Posted at 10:17 AM, Feb 29, 2016
and last updated 2016-02-29 10:25:12-05

MASON, Ohio – Local Holocaust survivor Werner Coppel, whose remarkable story is on exhibit at the National Underground Railroad Freedom Center, died at age 91 Friday night at the Cedar Village Retirement Community in Mason.

According to the museum, Coppel was born in Mörs, Germany, on Feb. 22, 1925, in a middle-class German Jewish family. At age 15, Coppel got deeply involved in a Zionist youth group called Hachshara. Along with his Hachshara group, Coppel was arrested in 1943 and deported to the Auschwitz-Birkenau concentration camp in present-day Poland, where he was forced to work in a factory and nearly killed.

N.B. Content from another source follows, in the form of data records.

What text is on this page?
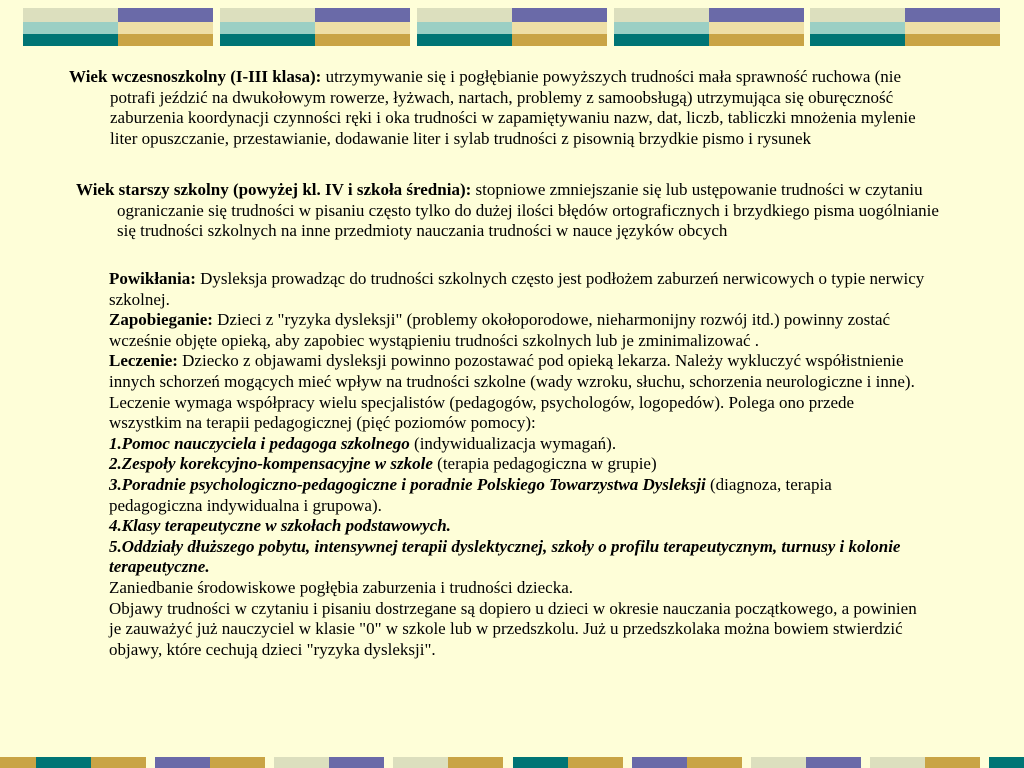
Wiek wczesnoszkolny (I-III klasa): utrzymywanie się i pogłębianie powyższych trudności mała sprawność ruchowa (nie potrafi jeździć na dwukołowym rowerze, łyżwach, nartach, problemy z samoobsługą) utrzymująca się oburęczność zaburzenia koordynacji czynności ręki i oka trudności w zapamiętywaniu nazw, dat, liczb, tabliczki mnożenia mylenie liter opuszczanie, przestawianie, dodawanie liter i sylab trudności z pisownią brzydkie pismo i rysunek
Wiek starszy szkolny (powyżej kl. IV i szkoła średnia): stopniowe zmniejszanie się lub ustępowanie trudności w czytaniu ograniczanie się trudności w pisaniu często tylko do dużej ilości błędów ortograficznych i brzydkiego pisma uogólnianie się trudności szkolnych na inne przedmioty nauczania trudności w nauce języków obcych
Powikłania: Dysleksja prowadząc do trudności szkolnych często jest podłożem zaburzeń nerwicowych o typie nerwicy szkolnej.
Zapobieganie: Dzieci z "ryzyka dysleksji" (problemy okołoporodowe, nieharmonijny rozwój itd.) powinny zostać wcześnie objęte opieką, aby zapobiec wystąpieniu trudności szkolnych lub je zminimalizować .
Leczenie: Dziecko z objawami dysleksji powinno pozostawać pod opieką lekarza. Należy wykluczyć współistnienie innych schorzeń mogących mieć wpływ na trudności szkolne (wady wzroku, słuchu, schorzenia neurologiczne i inne). Leczenie wymaga współpracy wielu specjalistów (pedagogów, psychologów, logopedów). Polega ono przede wszystkim na terapii pedagogicznej (pięć poziomów pomocy):
1.Pomoc nauczyciela i pedagoga szkolnego (indywidualizacja wymagań).
2.Zespoły korekcyjno-kompensacyjne w szkole (terapia pedagogiczna w grupie)
3.Poradnie psychologiczno-pedagogiczne i poradnie Polskiego Towarzystwa Dysleksji (diagnoza, terapia pedagogiczna indywidualna i grupowa).
4.Klasy terapeutyczne w szkołach podstawowych.
5.Oddziały dłuższego pobytu, intensywnej terapii dyslektycznej, szkoły o profilu terapeutycznym, turnusy i kolonie terapeutyczne.
Zaniedbanie środowiskowe pogłębia zaburzenia i trudności dziecka.
Objawy trudności w czytaniu i pisaniu dostrzegane są dopiero u dzieci w okresie nauczania początkowego, a powinien je zauważyć już nauczyciel w klasie "0" w szkole lub w przedszkolu. Już u przedszkolaka można bowiem stwierdzić objawy, które cechują dzieci "ryzyka dysleksji".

At the end of the war, Coppel traveled to Gleiwitz, Germany, where he met a young nurse, Trudy. Together they traveled to Berlin and hold the distinction of celebrating the first Jewish wedding in Berlin after the war. Along with their baby, Ron, the couple came to the United States in 1948, where they soon had another son, Steve.

The couple settled in the Cincinnati area in 1949, and Coppel spent more than 35 years sharing his Holocaust experience with students and educators. Representatives from the Center for Holocaust and Humanity Education in Cincinnati said Coppel dedicated his time to sharing his story, speaking to several schools each week and reaching more than 5,000 students each year.

The exhibit “Unlocking the Gates of Auschwitz 70 Years Later” at the National Underground Railroad Freedom Center was created to share artifacts, photographs and powerful personal stories to celebrate the 70th anniversary of the liberation of the Auschwitz camp on Jan. 27, 1945.